Recue-se duas décadas. Portugal construiu, até aí, as bases para o avanço notável nas qualificações e na frequência escolar no período entre 2000 e 2022. Mas pouco depois do início do milénio, o país aplicou as seguintes políticas que configuram a tendência dos novos eleitores:

1. Organização dos horários de trabalho suportada na escola a tempo inteiro e na supressão do espaço público na Educação;

2. Cortes curriculares na História, na Literatura, na Filosofia e nas Artes;

3. Ambiente de burocratização infernal nos processos disciplinares dos alunos;

4. Clima de eliminação das reprovações, sem respostas consistentes para quem "não queria aprender" (desde 1995 que a União Europeia sublinha este erro grave);

5. Desconfiança nos professores, desautorização do seu exercício e desvalorização sócio-económica do seu estatuto social.

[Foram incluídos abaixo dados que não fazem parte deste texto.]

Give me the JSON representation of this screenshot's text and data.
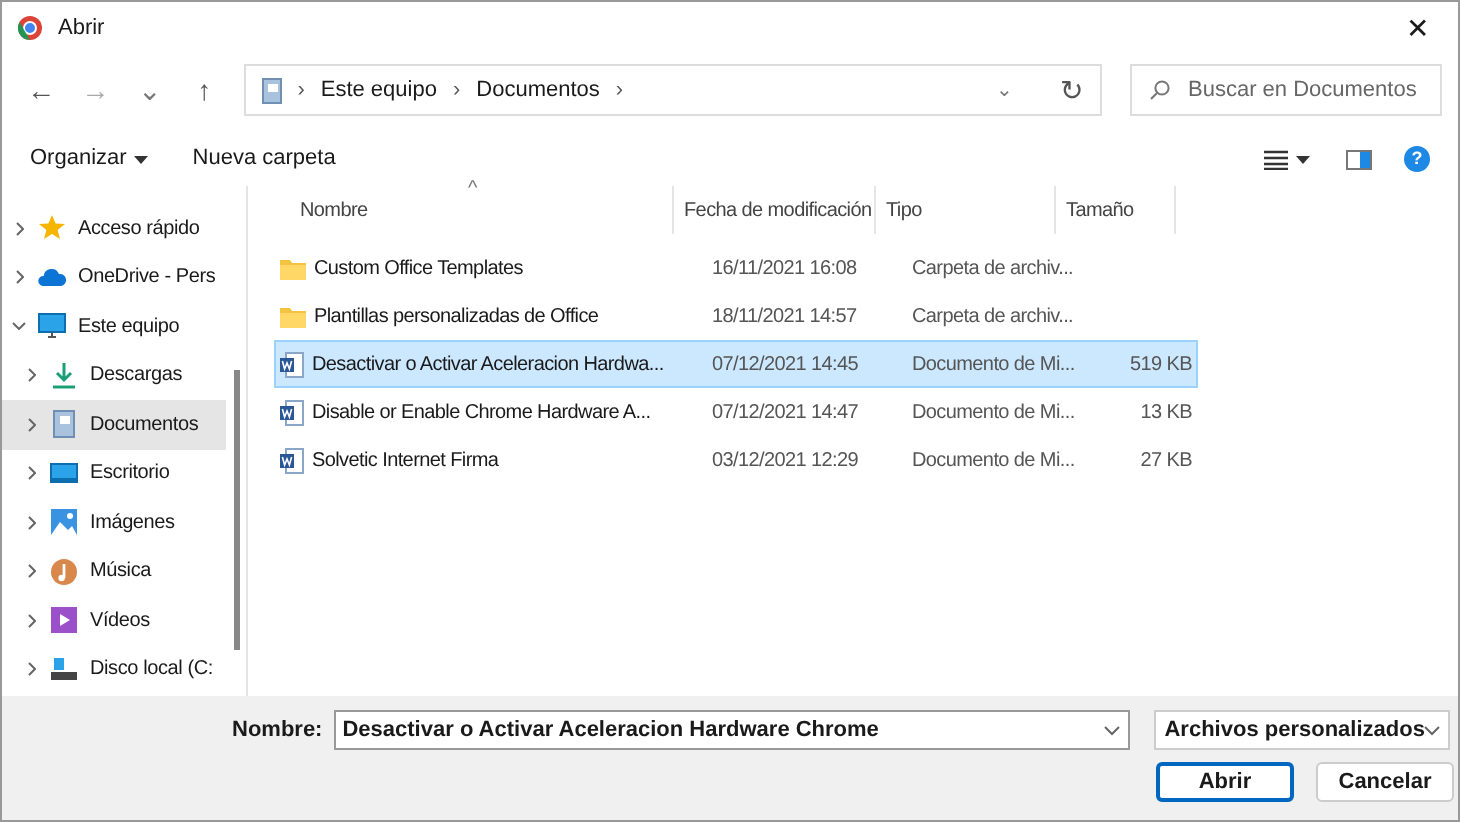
{
  "window": {
    "title": "Abrir",
    "close": "✕"
  },
  "nav": {
    "back": "←",
    "forward": "→",
    "recent": "⌄",
    "up": "↑",
    "breadcrumb": [
      "Este equipo",
      "Documentos"
    ],
    "separator": "›",
    "dropdown": "⌄",
    "refresh": "↻"
  },
  "search": {
    "placeholder": "Buscar en Documentos"
  },
  "toolbar": {
    "organize": "Organizar",
    "new_folder": "Nueva carpeta",
    "help": "?"
  },
  "sidebar": {
    "items": [
      {
        "label": "Acceso rápido",
        "kind": "star",
        "expanded": false,
        "selected": false
      },
      {
        "label": "OneDrive - Pers",
        "kind": "cloud",
        "expanded": false,
        "selected": false
      },
      {
        "label": "Este equipo",
        "kind": "pc",
        "expanded": true,
        "selected": false,
        "children": [
          {
            "label": "Descargas",
            "kind": "download",
            "expanded": false,
            "selected": false
          },
          {
            "label": "Documentos",
            "kind": "docs",
            "expanded": false,
            "selected": true
          },
          {
            "label": "Escritorio",
            "kind": "desktop",
            "expanded": false,
            "selected": false
          },
          {
            "label": "Imágenes",
            "kind": "images",
            "expanded": false,
            "selected": false
          },
          {
            "label": "Música",
            "kind": "music",
            "expanded": false,
            "selected": false
          },
          {
            "label": "Vídeos",
            "kind": "videos",
            "expanded": false,
            "selected": false
          },
          {
            "label": "Disco local (C:",
            "kind": "drive",
            "expanded": false,
            "selected": false
          }
        ]
      }
    ]
  },
  "table": {
    "sort_arrow": "^",
    "columns": [
      "Nombre",
      "Fecha de modificación",
      "Tipo",
      "Tamaño"
    ],
    "rows": [
      {
        "kind": "folder",
        "name": "Custom Office Templates",
        "date": "16/11/2021 16:08",
        "type": "Carpeta de archiv...",
        "size": "",
        "selected": false
      },
      {
        "kind": "folder",
        "name": "Plantillas personalizadas de Office",
        "date": "18/11/2021 14:57",
        "type": "Carpeta de archiv...",
        "size": "",
        "selected": false
      },
      {
        "kind": "word",
        "name": "Desactivar o Activar Aceleracion Hardwa...",
        "date": "07/12/2021 14:45",
        "type": "Documento de Mi...",
        "size": "519 KB",
        "selected": true
      },
      {
        "kind": "word",
        "name": "Disable or Enable Chrome Hardware A...",
        "date": "07/12/2021 14:47",
        "type": "Documento de Mi...",
        "size": "13 KB",
        "selected": false
      },
      {
        "kind": "word",
        "name": "Solvetic Internet Firma",
        "date": "03/12/2021 12:29",
        "type": "Documento de Mi...",
        "size": "27 KB",
        "selected": false
      }
    ]
  },
  "footer": {
    "name_label": "Nombre:",
    "name_value": "Desactivar o Activar Aceleracion Hardware Chrome",
    "filter": "Archivos personalizados",
    "open": "Abrir",
    "cancel": "Cancelar"
  }
}
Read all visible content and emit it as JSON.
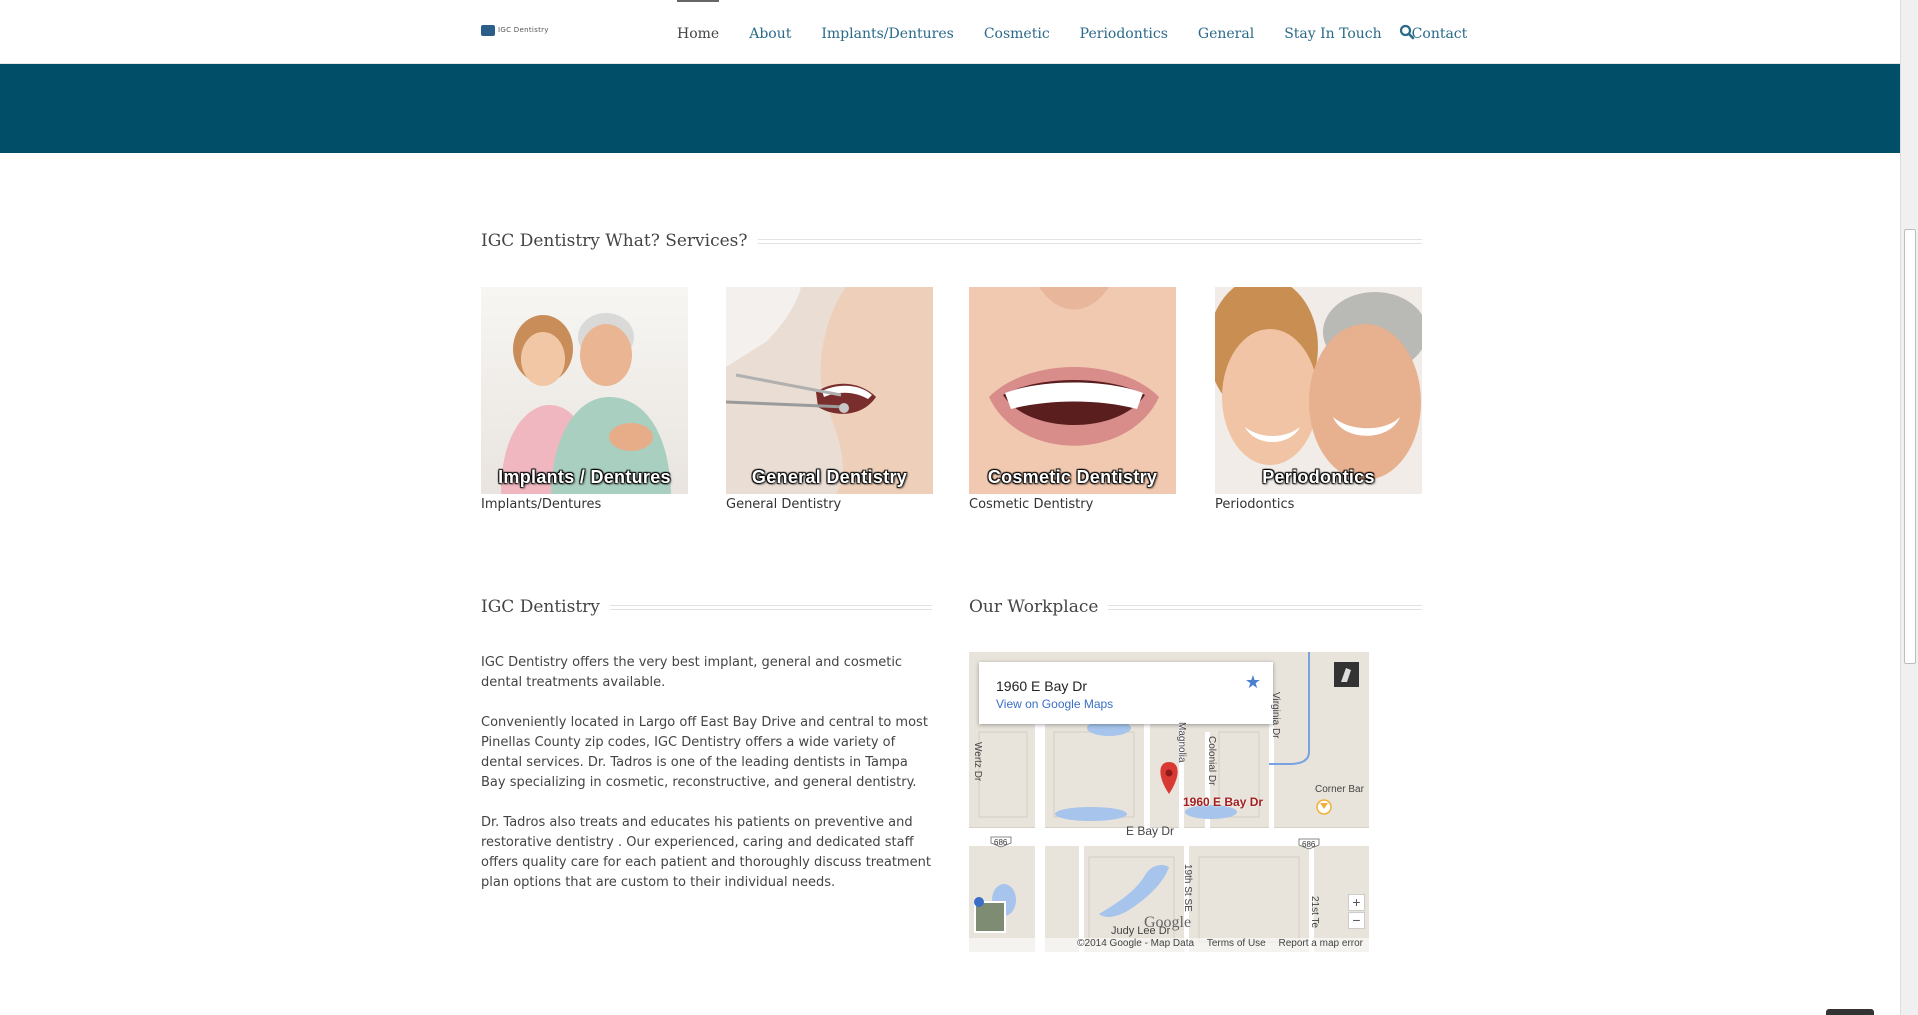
{
  "header": {
    "logo_text": "IGC Dentistry",
    "nav": [
      {
        "label": "Home",
        "active": true
      },
      {
        "label": "About"
      },
      {
        "label": "Implants/Dentures"
      },
      {
        "label": "Cosmetic"
      },
      {
        "label": "Periodontics"
      },
      {
        "label": "General"
      },
      {
        "label": "Stay In Touch"
      },
      {
        "label": "Contact"
      }
    ],
    "search_icon": "search-icon"
  },
  "colors": {
    "banner": "#004e68",
    "nav_link": "#2a6a8a",
    "map_link": "#3a6fc5"
  },
  "services": {
    "title": "IGC Dentistry What? Services?",
    "items": [
      {
        "overlay": "Implants / Dentures",
        "caption": "Implants/Dentures"
      },
      {
        "overlay": "General Dentistry",
        "caption": "General Dentistry"
      },
      {
        "overlay": "Cosmetic Dentistry",
        "caption": "Cosmetic Dentistry"
      },
      {
        "overlay": "Periodontics",
        "caption": "Periodontics"
      }
    ]
  },
  "about": {
    "title": "IGC Dentistry",
    "paragraphs": [
      "IGC Dentistry offers the very best implant, general and cosmetic dental treatments available.",
      "Conveniently located in Largo off East Bay Drive and central to most Pinellas County zip codes, IGC Dentistry offers a wide variety of dental services. Dr. Tadros is one of the leading dentists in Tampa Bay specializing in cosmetic, reconstructive, and general dentistry.",
      "Dr. Tadros also treats and educates his patients on preventive and restorative dentistry . Our experienced, caring and dedicated staff offers quality care for each patient and thoroughly discuss treatment plan options that are custom to their individual needs."
    ]
  },
  "workplace": {
    "title": "Our Workplace",
    "map": {
      "info_address": "1960 E Bay Dr",
      "info_link": "View on Google Maps",
      "marker_label": "1960 E Bay Dr",
      "road_label": "E Bay Dr",
      "route_badge": "686",
      "street_labels": [
        "Wertz Dr",
        "Magnolia",
        "Colonial Dr",
        "Virginia Dr",
        "19th St SE",
        "21st Te",
        "Judy Lee Dr"
      ],
      "poi_label": "Corner Bar",
      "brand": "Google",
      "zoom_in": "+",
      "zoom_out": "−",
      "footer": [
        "©2014 Google - Map Data",
        "Terms of Use",
        "Report a map error"
      ]
    }
  }
}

Encontramos, na História da Educação, políticas semelhantes veementemente desaconselhadas. Leia-se Hannah Arendt, a filósofa que melhor "psicanalizou" a essência do fascismo (e do nazismo). Repare-se nos seus conceitos educativos essenciais à democracia:

1. Assegurar o tríptico responsável pela Educação: "à escola o que é da escola, à sociedade o que é da sociedade, à família o que é da família";

2. Contrariar as pedagogias da criança-rei que contribuem para gerações de invencíveis, ressentidos e egoístas (a propósito, recentemente concluiu-se por cá que a "violência dos jovens sobre os pais está a crescer");

3. Contrariar a dimensão do "fazer" sobre o “saber”, e da técnica sobre o conhecimento, e dos excessos nas metodologias de "gamificação" das aprendizagens;

4. Não secundarizar o papel dos professores, do ensino e da avaliação dos alunos, porque os jovens perdem o sentido de justiça, razão, responsabilidade, virtude e glória.

Chegados aqui, recorde-se que os novos eleitores portugueses não cresceram apenas num clima escolar autocrático e extractivo. A própria sociedade viveu tragédias bélicas, climáticas e migratórias e crises políticas, económicas, pandémicas e inflacionárias. E enquanto o mundo do trabalho associava à instabilidade profissional e financeira a sociedade do cansaço, a política mainstream tudo fazia para se descredibilizar.

Por outro lado, os jovens habitam um ambiente digital com as categorias integradas – socialização, informação, entretenimento, politização e influenciadores – expostas à falta de esperança, que é, depois, usada na gramática eleitoral. O voto dos jovens na extrema-direita será também um protesto, mas com o risco de se entranhar como uma convicção.

Em suma, vive-se uma encruzilhada dramática devido a anos de interrupção da pedagogia democrática; e teima-se nos erros. Do ponto de vista educativo, recupere-se a escola da democracia, da razão e da ciência.

A propósito, no último filme de Nanni Moretti, e não se advogando o mesmo ideal, clama-se por dois ou três princípios inalienáveis para que haja "sol no futuro". E a bem dizer, a escola portuguesa também adoeceu num ambiente kafkiano e distópico. Excluiu profissionais e bloqueou o elevador social, porque suprimiu três imperativos: simplificação organizacional, confiança democrática nos professores e triângulo intemporal decisivo: alunos, professores e conhecimentos. Reinicie-se. O futuro com sol encoberto, projectado na apresentação dos novos eleitores, pode não demorar tanto tempo assim.